The brass meant well, but let's just say that if the 1st Regiment put the same heart and soul it did into cheering for Navy into the war effort, we'd all be speaking German today.

In his 1960 autobiography, "You Have to Pay the Price," Army head coach Earl (Red) Blaik wrote that, in the first half of the game, "five separate fist flights flared up. Somebody remarked afterward that we could have got by all right without a ball."

The faux midshipmen, wearing white caps atop their gray uniforms, eventually had a lot to cheer. An older, more experienced Navy wore down Army in the second half, scoring two touchdowns to win 13-0. After the second touchdown, Daley wrote that some 1st Regiment cadets cheered, but "most of them stood in stunned silence."

The ignominy of cheering for the wrong team would not be soon forgotten. In fact, the 1944 edition of "Howitzer," the West Point yearbook, made sure of it. Along the way, the editors threw wartime shade at the midshipmen, who live an easy life, if you believe cadets for the past, oh, 100 years or more.

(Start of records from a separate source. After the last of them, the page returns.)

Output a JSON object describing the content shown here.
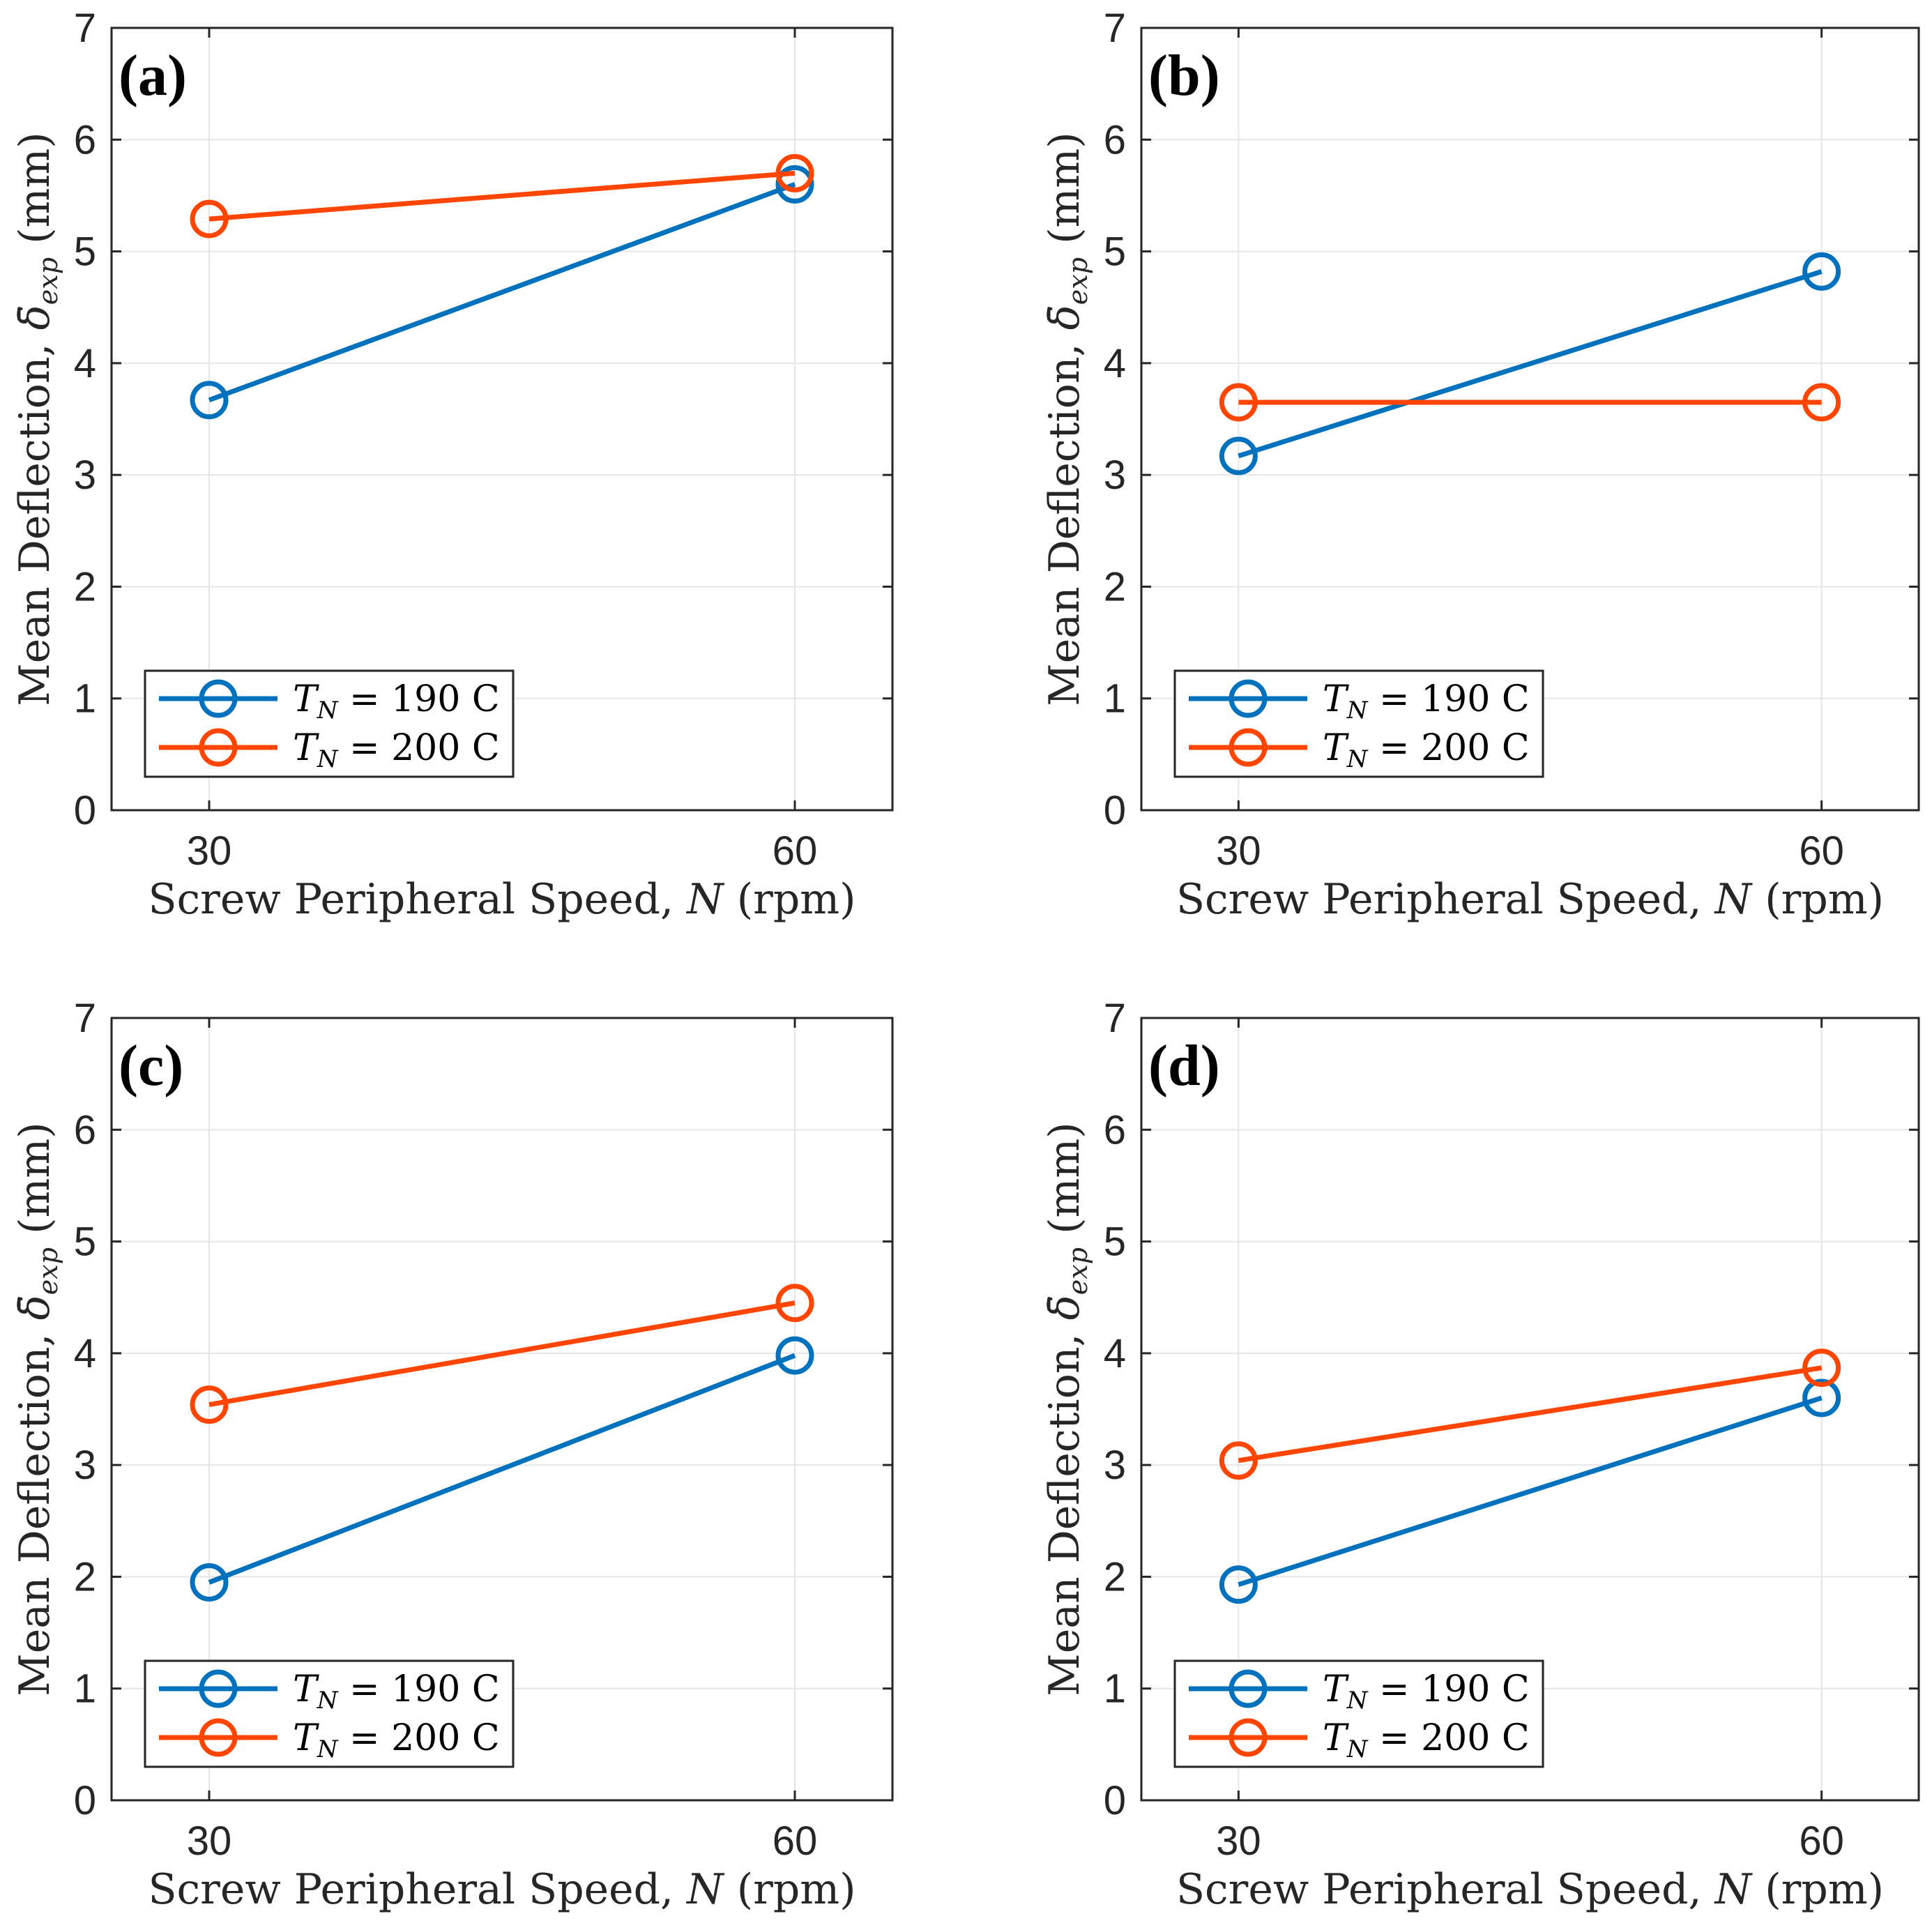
{
  "chart_data": [
    {
      "type": "line",
      "panel_label": "(a)",
      "x": [
        30,
        60
      ],
      "xtick_labels": [
        "30",
        "60"
      ],
      "xlim": [
        25,
        65
      ],
      "ylim": [
        0,
        7
      ],
      "yticks": [
        0,
        1,
        2,
        3,
        4,
        5,
        6,
        7
      ],
      "grid": true,
      "xlabel": "Screw Peripheral Speed, N (rpm)",
      "ylabel": "Mean Deflection, δ̄exp (mm)",
      "legend_position": "bottom-left",
      "series": [
        {
          "name": "T_N = 190 C",
          "values": [
            3.67,
            5.6
          ]
        },
        {
          "name": "T_N = 200 C",
          "values": [
            5.29,
            5.7
          ]
        }
      ]
    },
    {
      "type": "line",
      "panel_label": "(b)",
      "x": [
        30,
        60
      ],
      "xtick_labels": [
        "30",
        "60"
      ],
      "xlim": [
        25,
        65
      ],
      "ylim": [
        0,
        7
      ],
      "yticks": [
        0,
        1,
        2,
        3,
        4,
        5,
        6,
        7
      ],
      "grid": true,
      "xlabel": "Screw Peripheral Speed, N (rpm)",
      "ylabel": "Mean Deflection, δ̄exp (mm)",
      "legend_position": "bottom-left",
      "series": [
        {
          "name": "T_N = 190 C",
          "values": [
            3.17,
            4.82
          ]
        },
        {
          "name": "T_N = 200 C",
          "values": [
            3.65,
            3.65
          ]
        }
      ]
    },
    {
      "type": "line",
      "panel_label": "(c)",
      "x": [
        30,
        60
      ],
      "xtick_labels": [
        "30",
        "60"
      ],
      "xlim": [
        25,
        65
      ],
      "ylim": [
        0,
        7
      ],
      "yticks": [
        0,
        1,
        2,
        3,
        4,
        5,
        6,
        7
      ],
      "grid": true,
      "xlabel": "Screw Peripheral Speed, N (rpm)",
      "ylabel": "Mean Deflection, δ̄exp (mm)",
      "legend_position": "bottom-left",
      "series": [
        {
          "name": "T_N = 190 C",
          "values": [
            1.95,
            3.98
          ]
        },
        {
          "name": "T_N = 200 C",
          "values": [
            3.54,
            4.45
          ]
        }
      ]
    },
    {
      "type": "line",
      "panel_label": "(d)",
      "x": [
        30,
        60
      ],
      "xtick_labels": [
        "30",
        "60"
      ],
      "xlim": [
        25,
        65
      ],
      "ylim": [
        0,
        7
      ],
      "yticks": [
        0,
        1,
        2,
        3,
        4,
        5,
        6,
        7
      ],
      "grid": true,
      "xlabel": "Screw Peripheral Speed, N (rpm)",
      "ylabel": "Mean Deflection, δ̄exp (mm)",
      "legend_position": "bottom-left",
      "series": [
        {
          "name": "T_N = 190 C",
          "values": [
            1.93,
            3.6
          ]
        },
        {
          "name": "T_N = 200 C",
          "values": [
            3.04,
            3.87
          ]
        }
      ]
    }
  ],
  "legend_entries": [
    {
      "symbol": "T",
      "subscript": "N",
      "rest": " = 190 C"
    },
    {
      "symbol": "T",
      "subscript": "N",
      "rest": " = 200 C"
    }
  ],
  "axis_text": {
    "xlabel_prefix": "Screw Peripheral Speed, ",
    "xlabel_var": "N",
    "xlabel_suffix": " (rpm)",
    "ylabel_prefix": "Mean Deflection, ",
    "ylabel_var": "δ̄",
    "ylabel_sub": "exp",
    "ylabel_suffix": " (mm)"
  },
  "colors": {
    "series": [
      "#0072BD",
      "#FF4500"
    ],
    "grid": "#E6E6E6",
    "axis": "#262626"
  }
}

"It is rumored that the first regiment is going to have to lay claim to a blank shield in the Old Cadet Chapel after this year," Howitzer reported. "Well that they should, because they not only cheered for Navy, but the Country Club set went on to win the game. As usual, the outcome was unpredictable, but not the animosity, which even made itself felt in the empty bleachers."

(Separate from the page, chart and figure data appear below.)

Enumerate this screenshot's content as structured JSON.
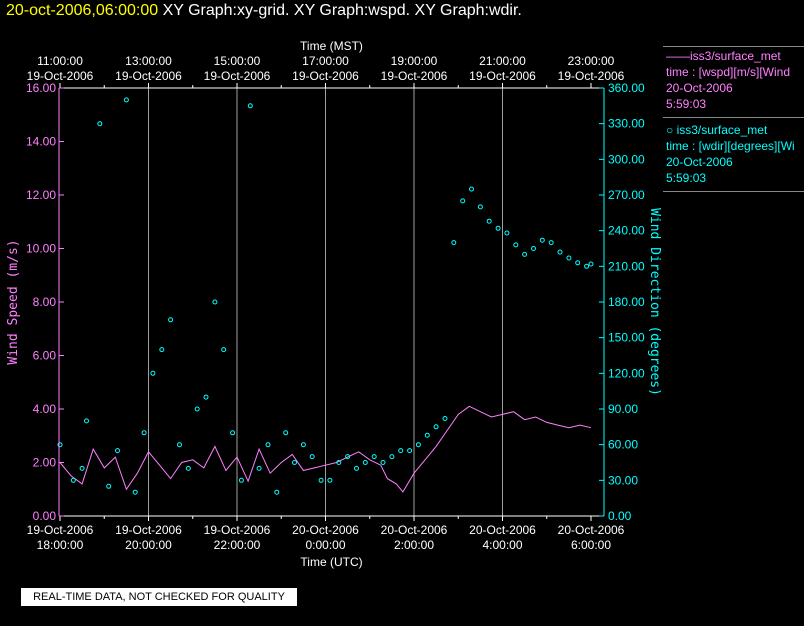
{
  "title": {
    "date": "20-oct-2006,06:00:00",
    "graphs": "XY Graph:xy-grid.  XY Graph:wspd.  XY Graph:wdir."
  },
  "footer_note": "REAL-TIME DATA, NOT CHECKED FOR QUALITY",
  "legend": [
    {
      "marker": "line",
      "name": "iss3/surface_met",
      "field": "time : [wspd][m/s][Wind",
      "date": "20-Oct-2006",
      "time": "5:59:03",
      "color": "#ff80ff"
    },
    {
      "marker": "circle",
      "name": "iss3/surface_met",
      "field": "time : [wdir][degrees][Wi",
      "date": "20-Oct-2006",
      "time": "5:59:03",
      "color": "#00ffff"
    }
  ],
  "colors": {
    "wspd": "#ff80ff",
    "wdir": "#00ffff",
    "grid": "#a0a0a0",
    "axis": "#ffffff"
  },
  "chart_data": {
    "type": "line",
    "top_axis_label": "Time (MST)",
    "bottom_axis_label": "Time (UTC)",
    "top_ticks": [
      {
        "d": "19-Oct-2006",
        "t": "11:00:00"
      },
      {
        "d": "19-Oct-2006",
        "t": "13:00:00"
      },
      {
        "d": "19-Oct-2006",
        "t": "15:00:00"
      },
      {
        "d": "19-Oct-2006",
        "t": "17:00:00"
      },
      {
        "d": "19-Oct-2006",
        "t": "19:00:00"
      },
      {
        "d": "19-Oct-2006",
        "t": "21:00:00"
      },
      {
        "d": "19-Oct-2006",
        "t": "23:00:00"
      }
    ],
    "bottom_ticks": [
      {
        "d": "19-Oct-2006",
        "t": "18:00:00"
      },
      {
        "d": "19-Oct-2006",
        "t": "20:00:00"
      },
      {
        "d": "19-Oct-2006",
        "t": "22:00:00"
      },
      {
        "d": "20-Oct-2006",
        "t": "0:00:00"
      },
      {
        "d": "20-Oct-2006",
        "t": "2:00:00"
      },
      {
        "d": "20-Oct-2006",
        "t": "4:00:00"
      },
      {
        "d": "20-Oct-2006",
        "t": "6:00:00"
      }
    ],
    "x_range_hours": [
      0,
      12
    ],
    "left_axis": {
      "label": "Wind Speed (m/s)",
      "range": [
        0,
        16
      ],
      "ticks": [
        "0.00",
        "2.00",
        "4.00",
        "6.00",
        "8.00",
        "10.00",
        "12.00",
        "14.00",
        "16.00"
      ]
    },
    "right_axis": {
      "label": "Wind Direction (degrees)",
      "range": [
        0,
        360
      ],
      "ticks": [
        "0.00",
        "30.00",
        "60.00",
        "90.00",
        "120.00",
        "150.00",
        "180.00",
        "210.00",
        "240.00",
        "270.00",
        "300.00",
        "330.00",
        "360.00"
      ]
    },
    "series": [
      {
        "name": "wspd",
        "axis": "left",
        "style": "line",
        "x": [
          0,
          0.25,
          0.5,
          0.75,
          1,
          1.25,
          1.5,
          1.75,
          2,
          2.25,
          2.5,
          2.75,
          3,
          3.25,
          3.5,
          3.75,
          4,
          4.25,
          4.5,
          4.75,
          5,
          5.25,
          5.5,
          5.75,
          6,
          6.25,
          6.5,
          6.75,
          7,
          7.25,
          7.4,
          7.6,
          7.75,
          8,
          8.25,
          8.5,
          8.75,
          9,
          9.25,
          9.5,
          9.75,
          10,
          10.25,
          10.5,
          10.75,
          11,
          11.25,
          11.5,
          11.75,
          12
        ],
        "y": [
          2.0,
          1.5,
          1.2,
          2.5,
          1.8,
          2.2,
          1.0,
          1.6,
          2.4,
          1.9,
          1.4,
          2.0,
          2.1,
          1.8,
          2.6,
          1.7,
          2.2,
          1.3,
          2.5,
          1.6,
          2.0,
          2.3,
          1.7,
          1.8,
          1.9,
          2.0,
          2.2,
          2.4,
          2.1,
          1.9,
          1.4,
          1.2,
          0.9,
          1.6,
          2.1,
          2.6,
          3.2,
          3.8,
          4.1,
          3.9,
          3.7,
          3.8,
          3.9,
          3.6,
          3.7,
          3.5,
          3.4,
          3.3,
          3.4,
          3.3
        ]
      },
      {
        "name": "wdir",
        "axis": "right",
        "style": "circle",
        "x": [
          0,
          0.3,
          0.5,
          0.6,
          0.9,
          1.1,
          1.3,
          1.5,
          1.7,
          1.9,
          2.1,
          2.3,
          2.5,
          2.7,
          2.9,
          3.1,
          3.3,
          3.5,
          3.7,
          3.9,
          4.1,
          4.3,
          4.5,
          4.7,
          4.9,
          5.1,
          5.3,
          5.5,
          5.7,
          5.9,
          6.1,
          6.3,
          6.5,
          6.7,
          6.9,
          7.1,
          7.3,
          7.5,
          7.7,
          7.9,
          8.1,
          8.3,
          8.5,
          8.7,
          8.9,
          9.1,
          9.3,
          9.5,
          9.7,
          9.9,
          10.1,
          10.3,
          10.5,
          10.7,
          10.9,
          11.1,
          11.3,
          11.5,
          11.7,
          11.9,
          12
        ],
        "y": [
          60,
          30,
          40,
          80,
          330,
          25,
          55,
          350,
          20,
          70,
          120,
          140,
          165,
          60,
          40,
          90,
          100,
          180,
          140,
          70,
          30,
          345,
          40,
          60,
          20,
          70,
          45,
          60,
          50,
          30,
          30,
          45,
          50,
          40,
          45,
          50,
          45,
          50,
          55,
          55,
          60,
          68,
          75,
          82,
          230,
          265,
          275,
          260,
          248,
          242,
          238,
          228,
          220,
          225,
          232,
          230,
          222,
          217,
          213,
          210,
          212
        ]
      }
    ]
  }
}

About that "blank shield": Hanging in the Old Cadet Chapel is a shield that once held the name Benedict Arnold, the American general whose plan to surrender West Point to the British during the Revolutionary War was foiled.

This year, the Midshipmen will have a cheering section that will root for them and mean it. The rest of the stadium will be rooting against them and most definitely will mean it. "We love messing with the Mids," Cadet Captain Jack Chronister, a senior, said. "Even better to mess with them on our home turf."

That leaves the players, trying to focus amid the passion of one of the game's great rivalries. The seniors will remember this game forever even if it were played, oh, in a parking lot.